Two of the great things about walking in Poland are a) it's flat almost everywhere except the southern borders; and b) Poles don't assume that everyone's going to drive, so even rural attractions are served by decent footpaths. And so it was in Świebodzin. With the help of both Google Maps and eyesight, we navigated along the streets on foot, happening first upon this church:
I was interested in the large hoop-like arrangement below the statue - it looks like a clock, but it certainly wasn't showing the right time. A small mystery along the way.
By this stage we could see the Christ the King statue poking among the trees and houses, but it was unclear the best way to walk there. Then Claire spotted an access road up to the hill, with a pedestrian path alongside, so we headed up.
This is what we found:
It's hard to give a sense of scale here, but 33m is pretty high. In fact arguably it's the tallest of the various big statues of Christ around the world, depending on the stance you take about including/excluding crowns, plinths, hills and various other factors.
Not that the erection of this Jesus was without controversy. It was the brainchild of a local priest, and a lot of residents and Poles across the nation regarded it as a gaudy folly. There has also been some question of whether its foundations are sufficiently strong.
In fact, on the day we visited the hill was fenced off, and an engineering device was at work probably strengthening the structure, as you can see in the photo above. You certainly wouldn't want to be hanging about beneath if Jesus ever fell.
Anyway, we took a few photos and I popped into the gift shop to buy a postcard and stamps, so I could post Narrelle a greeting from JC.
Then we crossed the railway again to Świebodzin's compact Old Town, centred on its Rynek (market square). Here we discovered this unnamed gentleman, presumably a local musical success:
(I later discovered via Google that it's a likeness of Czesław Niemen, famed Polish musician of the 1960s and '70s. What his connection is with Świebodzin, I'm not sure.)
Świebodzin's centre is like an architectural puzzle - as we walked around, we encountered a medieval church, a 20th century church, baroque and art nouveau facades, remnants of medieval walls, and unmistakable communist-era concrete structures.
They were interwoven into the town's layout, no one element dominating, and it made for a fascinating patchwork of styles. It was as if every era in the eventful history of western Poland (which was sometimes eastern Germany) was represented in stone or concrete somewhere in the town.
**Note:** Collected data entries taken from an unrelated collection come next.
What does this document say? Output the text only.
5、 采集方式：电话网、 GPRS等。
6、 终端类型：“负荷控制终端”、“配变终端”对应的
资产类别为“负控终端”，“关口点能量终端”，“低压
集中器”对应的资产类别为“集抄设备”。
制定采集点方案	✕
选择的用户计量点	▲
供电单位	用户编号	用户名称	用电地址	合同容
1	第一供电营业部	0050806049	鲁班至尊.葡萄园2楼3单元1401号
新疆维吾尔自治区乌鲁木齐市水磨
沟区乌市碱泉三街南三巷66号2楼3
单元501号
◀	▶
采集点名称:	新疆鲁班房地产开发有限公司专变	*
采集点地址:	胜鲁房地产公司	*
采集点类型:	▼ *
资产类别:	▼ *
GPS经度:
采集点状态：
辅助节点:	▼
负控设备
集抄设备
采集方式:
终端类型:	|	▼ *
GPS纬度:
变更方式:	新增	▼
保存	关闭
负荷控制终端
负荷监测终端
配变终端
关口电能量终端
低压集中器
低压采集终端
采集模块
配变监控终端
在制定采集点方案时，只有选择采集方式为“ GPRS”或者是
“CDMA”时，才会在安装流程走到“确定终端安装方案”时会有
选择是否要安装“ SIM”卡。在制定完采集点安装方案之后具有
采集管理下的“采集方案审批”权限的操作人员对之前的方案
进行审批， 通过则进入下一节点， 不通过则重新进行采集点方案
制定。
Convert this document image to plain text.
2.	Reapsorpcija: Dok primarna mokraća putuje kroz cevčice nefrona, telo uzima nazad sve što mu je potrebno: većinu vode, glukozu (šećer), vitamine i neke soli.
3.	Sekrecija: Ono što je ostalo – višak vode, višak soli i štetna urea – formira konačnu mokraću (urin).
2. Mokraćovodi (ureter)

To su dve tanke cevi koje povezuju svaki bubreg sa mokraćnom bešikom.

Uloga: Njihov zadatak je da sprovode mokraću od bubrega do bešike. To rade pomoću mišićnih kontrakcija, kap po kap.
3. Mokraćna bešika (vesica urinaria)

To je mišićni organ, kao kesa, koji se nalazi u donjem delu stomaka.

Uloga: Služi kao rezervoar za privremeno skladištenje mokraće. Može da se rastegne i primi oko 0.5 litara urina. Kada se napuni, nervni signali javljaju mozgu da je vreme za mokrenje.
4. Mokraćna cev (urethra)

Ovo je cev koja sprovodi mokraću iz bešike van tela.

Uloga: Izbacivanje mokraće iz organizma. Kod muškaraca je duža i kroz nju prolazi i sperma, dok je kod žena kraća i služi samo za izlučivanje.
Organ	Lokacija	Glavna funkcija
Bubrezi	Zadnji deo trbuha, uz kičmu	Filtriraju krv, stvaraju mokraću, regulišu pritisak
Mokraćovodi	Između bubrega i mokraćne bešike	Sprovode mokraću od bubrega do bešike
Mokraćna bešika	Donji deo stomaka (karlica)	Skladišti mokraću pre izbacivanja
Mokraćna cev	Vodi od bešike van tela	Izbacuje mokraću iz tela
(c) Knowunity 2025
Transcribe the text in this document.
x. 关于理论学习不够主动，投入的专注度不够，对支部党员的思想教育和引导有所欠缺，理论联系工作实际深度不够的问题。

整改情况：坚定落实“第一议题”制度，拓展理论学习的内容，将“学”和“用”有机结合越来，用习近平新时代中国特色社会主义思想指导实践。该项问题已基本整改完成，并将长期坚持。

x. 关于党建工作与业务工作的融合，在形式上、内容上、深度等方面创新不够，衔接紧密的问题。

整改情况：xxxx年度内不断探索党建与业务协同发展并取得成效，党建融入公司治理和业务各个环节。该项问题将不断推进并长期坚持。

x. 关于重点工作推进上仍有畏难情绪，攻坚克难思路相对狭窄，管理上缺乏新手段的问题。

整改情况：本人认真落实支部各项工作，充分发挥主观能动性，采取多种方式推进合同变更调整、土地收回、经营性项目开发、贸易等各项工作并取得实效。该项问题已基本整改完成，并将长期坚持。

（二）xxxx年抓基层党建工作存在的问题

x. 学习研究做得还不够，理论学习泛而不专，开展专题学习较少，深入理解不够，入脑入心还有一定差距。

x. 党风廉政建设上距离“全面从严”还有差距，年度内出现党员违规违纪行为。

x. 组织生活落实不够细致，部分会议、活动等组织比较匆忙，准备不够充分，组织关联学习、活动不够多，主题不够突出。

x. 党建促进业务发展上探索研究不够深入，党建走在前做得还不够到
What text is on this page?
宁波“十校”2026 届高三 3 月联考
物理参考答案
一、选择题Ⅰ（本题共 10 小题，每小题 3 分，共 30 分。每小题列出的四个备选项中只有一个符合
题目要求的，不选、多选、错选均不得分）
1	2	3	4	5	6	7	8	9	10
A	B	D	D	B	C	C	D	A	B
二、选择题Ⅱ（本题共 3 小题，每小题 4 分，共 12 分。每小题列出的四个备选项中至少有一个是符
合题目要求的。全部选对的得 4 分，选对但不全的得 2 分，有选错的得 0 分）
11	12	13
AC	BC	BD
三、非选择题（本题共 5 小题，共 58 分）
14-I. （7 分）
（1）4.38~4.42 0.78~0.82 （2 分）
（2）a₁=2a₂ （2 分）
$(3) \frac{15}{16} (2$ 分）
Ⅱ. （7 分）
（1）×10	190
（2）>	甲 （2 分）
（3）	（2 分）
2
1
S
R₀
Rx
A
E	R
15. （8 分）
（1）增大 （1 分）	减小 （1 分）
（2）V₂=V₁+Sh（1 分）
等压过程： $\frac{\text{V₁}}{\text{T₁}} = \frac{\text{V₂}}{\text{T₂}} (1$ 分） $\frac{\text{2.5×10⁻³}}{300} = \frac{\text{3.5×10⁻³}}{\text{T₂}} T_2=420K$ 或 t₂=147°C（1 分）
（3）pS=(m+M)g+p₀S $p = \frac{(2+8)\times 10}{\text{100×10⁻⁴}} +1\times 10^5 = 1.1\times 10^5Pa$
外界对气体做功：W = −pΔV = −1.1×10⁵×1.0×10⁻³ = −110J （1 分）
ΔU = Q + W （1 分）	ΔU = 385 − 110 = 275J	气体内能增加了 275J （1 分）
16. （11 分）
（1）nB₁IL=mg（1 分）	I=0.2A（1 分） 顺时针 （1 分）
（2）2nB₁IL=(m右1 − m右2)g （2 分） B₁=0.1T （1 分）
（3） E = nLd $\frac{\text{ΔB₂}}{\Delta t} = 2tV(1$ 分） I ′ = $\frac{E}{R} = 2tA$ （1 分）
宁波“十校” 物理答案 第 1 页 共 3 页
I paricularly liked the tower of the town hall. Its castle-like turret made it look medieval, but I felt strongly it must be a nostalgic folly of later years - I'd seen this sort of thing before, eg the 19th century mock castle that is Wrocław Główny train station. And sure enough, the clock tower turned out to have been a 19th century addition. Nice, isn't it?
After that, we dropped into a local restaurant featuring chunky old radios as decor, where the menu promised pierogi domowe (home-made dumplings). They were good, too - good enough for Big Jesus.
About Poland being flat everywhere but the southern part: you should visit Kaszuby, the northern region. Gdańsk, Gdynia and other cities. In fact, Gdynia - which is a port city - is the one with the greatest altitude differences in Poland. In northern Poland, the only really "flat" part is the sea, and only if it's not a windy day.
ReplyDeleteYou are right in regard to anything in-between, i.e. central Poland. Flat as a table.
Good point Viridis, I was generalising a bit there. I have indeed been up and down some hills in Gdansk and Gdynia.